Empresa de segurança tem autorização cassada
PUBLICAÇÃO
quarta-feira, 07 de maio de 2008
Ellen Taborda<BR>Equipe da Folha 
Curitiba - A empresa de segurança privada Centronic teve a autorização de funcionamento cassada ontem pela Comissão Consultiva para Assuntos de Segurança Privada (CCASP), em Brasília. A medida tinha sido solicitada pela Polícia Federal (PF), que encontrou irregularidades em fiscalização feita após o assassinato do estudante Bruno Strobel Coelho, em outubro do ano passado, em Curitiba.
A cassação foi motivada por duas autuações feitas pela PF. De acordo com o delegado da Polícia Federal no Paraná, Marco Antonio Ribeiro Coura, chefe da Delegacia de Controle de Segurança Privada, uma delas foi pelo assassinato de Bruno, cometido por seguranças da Centronic, com a utilização da sede e de veículos da empresa. A segunda autuação teve base nas imagens de tortura contra dois outros rapazes registradas em um celular de um dos seguranças.
Segundo o delegado, a cassação do registro não paralisa de imediato as atividades da Centronic. Assim que a decisão da CCASP sair no Diário Oficial da União a empresa ainda pode recorrer à PF e também ao Ministério da Justiça.

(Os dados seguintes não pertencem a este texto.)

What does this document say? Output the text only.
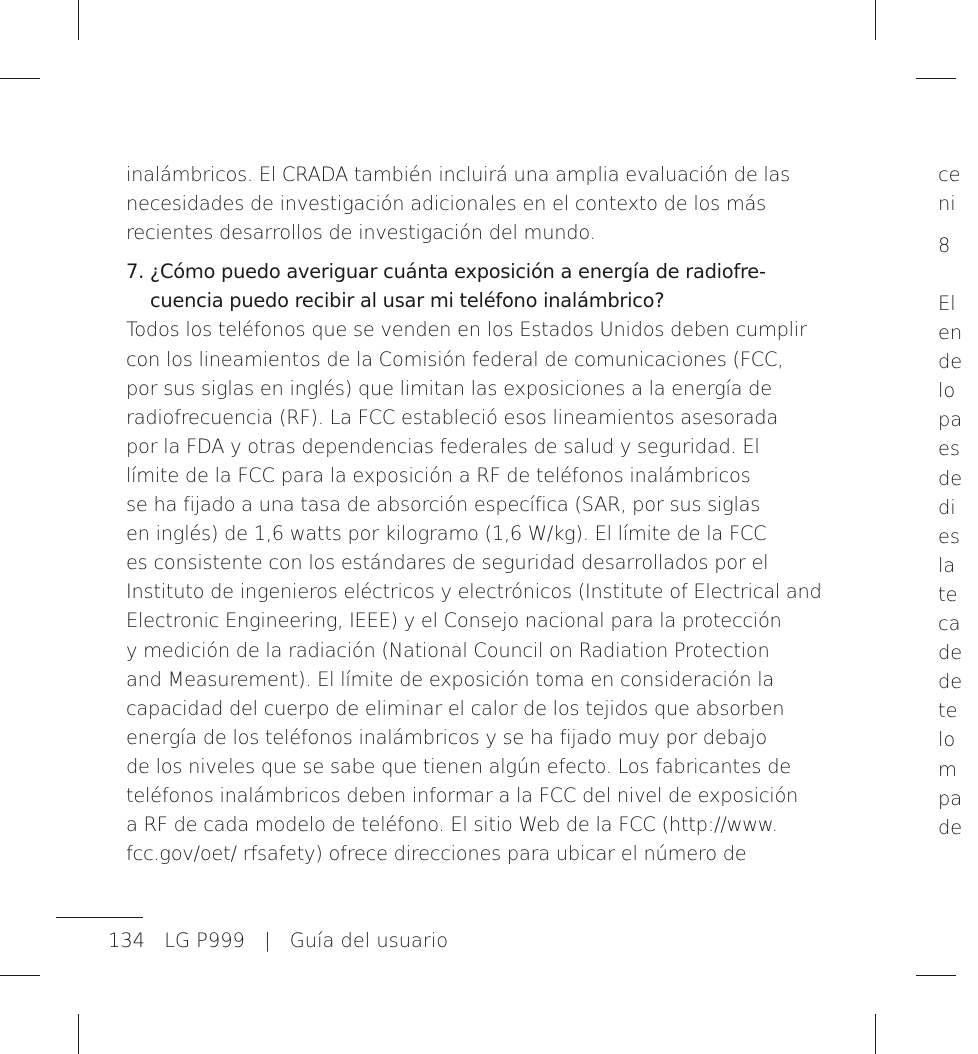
inalámbricos. El CRADA también incluirá una amplia evaluación de las
necesidades de investigación adicionales en el contexto de los más
recientes desarrollos de investigación del mundo.
7. ¿Cómo puedo averiguar cuánta exposición a energía de radiofre-
cuencia puedo recibir al usar mi teléfono inalámbrico?
Todos los teléfonos que se venden en los Estados Unidos deben cumplir
con los lineamientos de la Comisión federal de comunicaciones (FCC,
por sus siglas en inglés) que limitan las exposiciones a la energía de
radiofrecuencia (RF). La FCC estableció esos lineamientos asesorada
por la FDA y otras dependencias federales de salud y seguridad. El
límite de la FCC para la exposición a RF de teléfonos inalámbricos
se ha fijado a una tasa de absorción específica (SAR, por sus siglas
en inglés) de 1,6 watts por kilogramo (1,6 W/kg). El límite de la FCC
es consistente con los estándares de seguridad desarrollados por el
Instituto de ingenieros eléctricos y electrónicos (Institute of Electrical and
Electronic Engineering, IEEE) y el Consejo nacional para la protección
y medición de la radiación (National Council on Radiation Protection
and Measurement). El límite de exposición toma en consideración la
capacidad del cuerpo de eliminar el calor de los tejidos que absorben
energía de los teléfonos inalámbricos y se ha fijado muy por debajo
de los niveles que se sabe que tienen algún efecto. Los fabricantes de
teléfonos inalámbricos deben informar a la FCC del nivel de exposición
a RF de cada modelo de teléfono. El sitio Web de la FCC (http://www.
fcc.gov/oet/ rfsafety) ofrece direcciones para ubicar el número de
ce
ni
8
El
en
de
lo
pa
es
de
di
es
la
te
ca
de
de
te
lo
m
pa
de
134 LG P999 | Guía del usuario
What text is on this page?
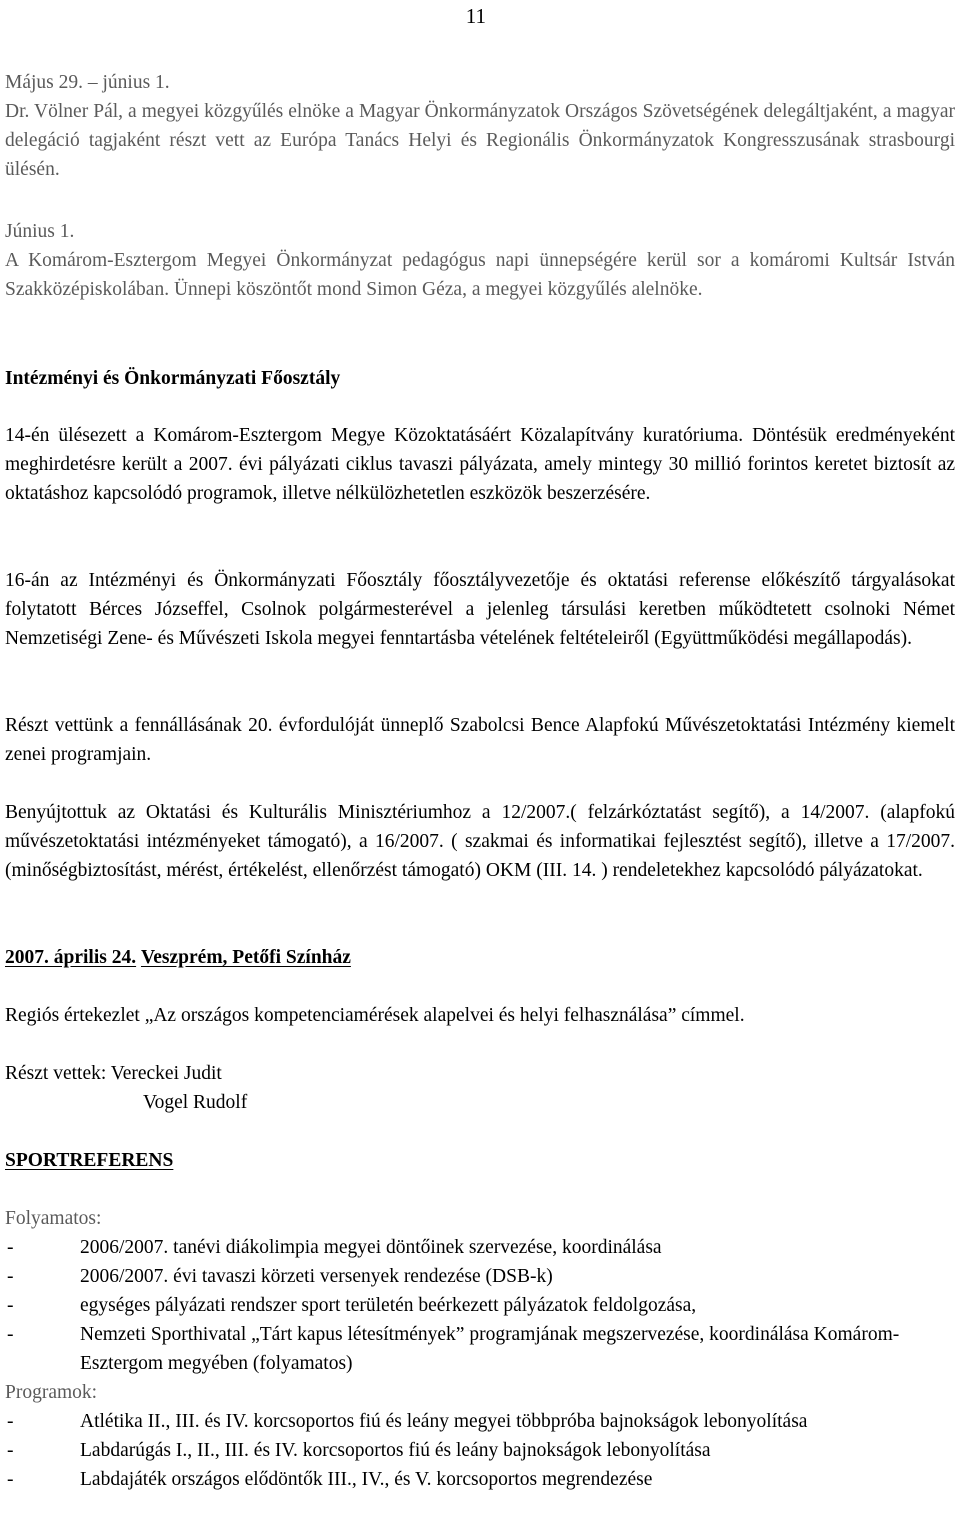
11

Május 29. – június 1.

Dr. Völner Pál, a megyei közgyűlés elnöke a Magyar Önkormányzatok Országos Szövetségének delegáltjaként, a magyar delegáció tagjaként részt vett az Európa Tanács Helyi és Regionális Önkormányzatok Kongresszusának strasbourgi ülésén.

Június 1.

A Komárom-Esztergom Megyei Önkormányzat pedagógus napi ünnepségére kerül sor a komáromi Kultsár István Szakközépiskolában. Ünnepi köszöntőt mond Simon Géza, a megyei közgyűlés alelnöke.

Intézményi és Önkormányzati Főosztály

14-én ülésezett a Komárom-Esztergom Megye Közoktatásáért Közalapítvány kuratóriuma. Döntésük eredményeként meghirdetésre került a 2007. évi pályázati ciklus tavaszi pályázata, amely mintegy 30 millió forintos keretet biztosít az oktatáshoz kapcsolódó programok, illetve nélkülözhetetlen eszközök beszerzésére.
16-án az Intézményi és Önkormányzati Főosztály főosztályvezetője és oktatási referense előkészítő tárgyalásokat folytatott Bérces Józseffel, Csolnok polgármesterével a jelenleg társulási keretben működtetett csolnoki Német Nemzetiségi Zene- és Művészeti Iskola megyei fenntartásba vételének feltételeiről (Együttműködési megállapodás).
Részt vettünk a fennállásának 20. évfordulóját ünneplő Szabolcsi Bence Alapfokú Művészetoktatási Intézmény kiemelt zenei programjain.
Benyújtottuk az Oktatási és Kulturális Minisztériumhoz a 12/2007.( felzárkóztatást segítő), a 14/2007. (alapfokú művészetoktatási intézményeket támogató), a 16/2007. ( szakmai és informatikai fejlesztést segítő), illetve a 17/2007. (minőségbiztosítást, mérést, értékelést, ellenőrzést támogató) OKM (III. 14. ) rendeletekhez kapcsolódó pályázatokat.
2007. április 24. Veszprém, Petőfi Színház
Regiós értekezlet „Az országos kompetenciamérések alapelvei és helyi felhasználása” címmel.

Részt vettek: Vereckei Judit

Vogel Rudolf

SPORTREFERENS

Folyamatos:

- 2006/2007. tanévi diákolimpia megyei döntőinek szervezése, koordinálása
- 2006/2007. évi tavaszi körzeti versenyek rendezése (DSB-k)
- egységes pályázati rendszer sport területén beérkezett pályázatok feldolgozása,
- Nemzeti Sporthivatal „Tárt kapus létesítmények” programjának megszervezése, koordinálása Komárom-Esztergom megyében (folyamatos)

Programok:

- Atlétika II., III. és IV. korcsoportos fiú és leány megyei többpróba bajnokságok lebonyolítása
- Labdarúgás I., II., III. és IV. korcsoportos fiú és leány bajnokságok lebonyolítása
- Labdajáték országos elődöntők III., IV., és V. korcsoportos megrendezése
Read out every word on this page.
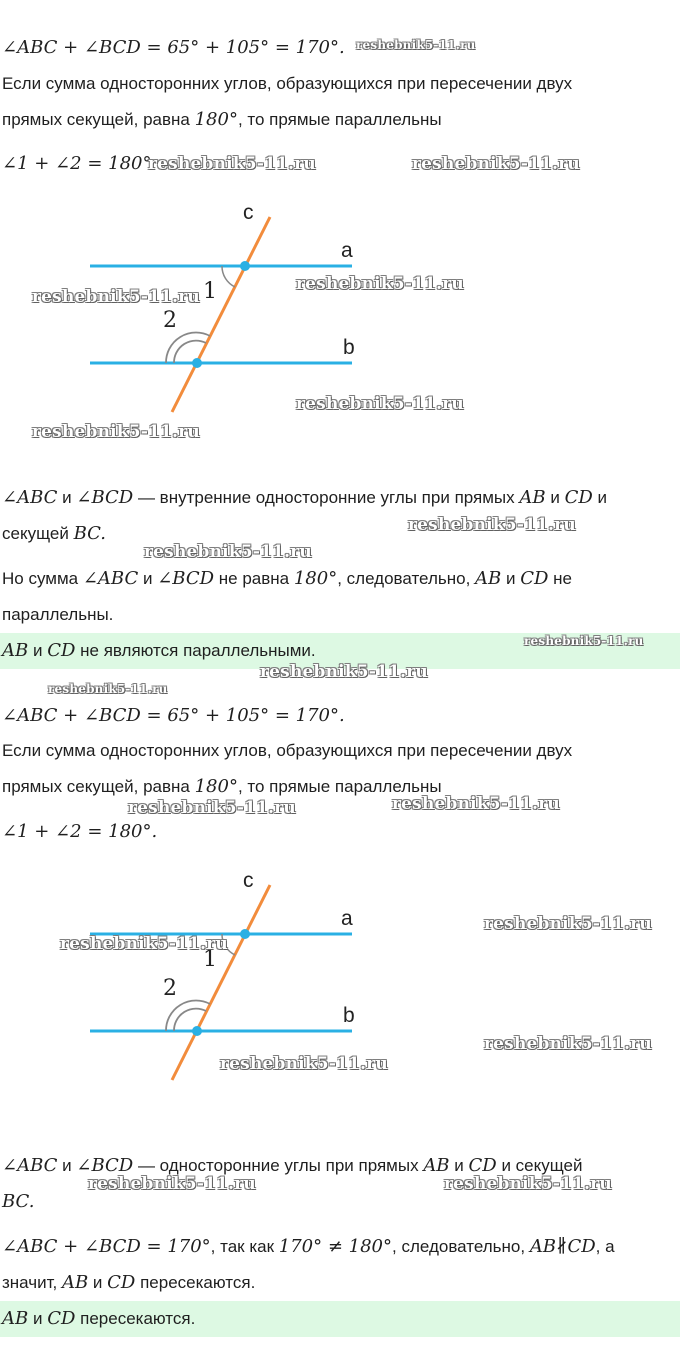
∠ABC + ∠BCD = 65° + 105° = 170°.
Если сумма односторонних углов, образующихся при пересечении двух
прямых секущей, равна 180°, то прямые параллельны
∠1 + ∠2 = 180°
c
a
b
1
2
∠ABC и ∠BCD — внутренние односторонние углы при прямых AB и CD и
секущей BC.
Но сумма ∠ABC и ∠BCD не равна 180°, следовательно, AB и CD не
параллельны.
AB и CD не являются параллельными.
∠ABC + ∠BCD = 65° + 105° = 170°.
Если сумма односторонних углов, образующихся при пересечении двух
прямых секущей, равна 180°, то прямые параллельны
∠1 + ∠2 = 180°.
c
a
b
1
2
∠ABC и ∠BCD — односторонние углы при прямых AB и CD и секущей
BC.
∠ABC + ∠BCD = 170°, так как 170° ≠ 180°, следовательно, AB∦CD, а
значит, AB и CD пересекаются.
AB и CD пересекаются.
reshebnik5-11.ru
reshebnik5-11.ru	reshebnik5-11.ru
reshebnik5-11.ru
reshebnik5-11.ru
reshebnik5-11.ru
reshebnik5-11.ru
reshebnik5-11.ru
reshebnik5-11.ru
reshebnik5-11.ru
reshebnik5-11.ru
reshebnik5-11.ru
reshebnik5-11.ru	reshebnik5-11.ru
reshebnik5-11.ru
reshebnik5-11.ru
reshebnik5-11.ru
reshebnik5-11.ru
reshebnik5-11.ru	reshebnik5-11.ru
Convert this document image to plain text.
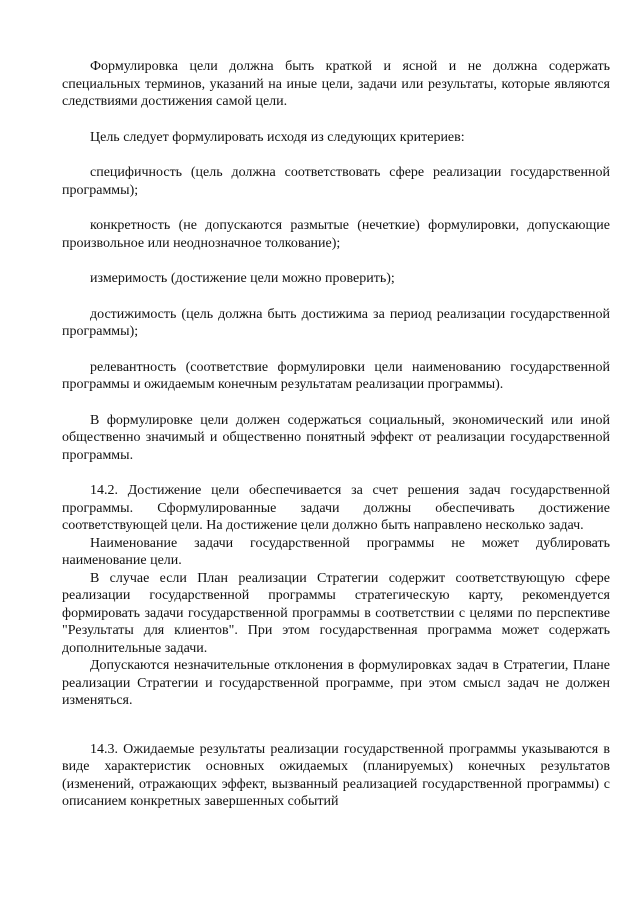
Формулировка цели должна быть краткой и ясной и не должна содержать специальных терминов, указаний на иные цели, задачи или результаты, которые являются следствиями достижения самой цели.

Цель следует формулировать исходя из следующих критериев:

специфичность (цель должна соответствовать сфере реализации государственной программы);

конкретность (не допускаются размытые (нечеткие) формулировки, допускающие произвольное или неоднозначное толкование);

измеримость (достижение цели можно проверить);

достижимость (цель должна быть достижима за период реализации государственной программы);

релевантность (соответствие формулировки цели наименованию государственной программы и ожидаемым конечным результатам реализации программы).

В формулировке цели должен содержаться социальный, экономический или иной общественно значимый и общественно понятный эффект от реализации государственной программы.

14.2. Достижение цели обеспечивается за счет решения задач государственной программы. Сформулированные задачи должны обеспечивать достижение соответствующей цели. На достижение цели должно быть направлено несколько задач.

Наименование задачи государственной программы не может дублировать наименование цели.

В случае если План реализации Стратегии содержит соответствующую сфере реализации государственной программы стратегическую карту, рекомендуется формировать задачи государственной программы в соответствии с целями по перспективе "Результаты для клиентов". При этом государственная программа может содержать дополнительные задачи.

Допускаются незначительные отклонения в формулировках задач в Стратегии, Плане реализации Стратегии и государственной программе, при этом смысл задач не должен изменяться.

14.3. Ожидаемые результаты реализации государственной программы указываются в виде характеристик основных ожидаемых (планируемых) конечных результатов (изменений, отражающих эффект, вызванный реализацией государственной программы) с описанием конкретных завершенных событий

Mesmo que a decisão seja mantida pelo ministério, o grupo da Centronic não deixará de atuar no mercado, segundo o presidente da Federação dos Vigilantes do Paraná, João Soares. De acordo com ele, uma outra empresa de segurança dos mesmos donos, Segline, já estaria operando no Estado. É para essa empresa que devem ser remanejados os funcionários da Centronic, em caso de fechamento, acredita Soares. ''Infelizmente, a legislação, que é de 1983, permite esse procedimento. É preciso fazer mudanças na lei'', afirmou o sindicalista.
A Centronic informou, em nota oficial, que ainda não foi notificada oficialmente da decisão da CCASP e que deverá recorrer. ''Esgotadas as vias administrativas, pretende fazer uso de seu direito constitucional à ampla revisão judicial onde interporá todos os processos, medidas e recursos cabíveis até as mais altas instâncias no sentido de assegurar seu direito ao exercício de sua atividade'', continua a nota. Os representantes da Centronic não foram localizados para comentar a existência da outra empresa do grupo.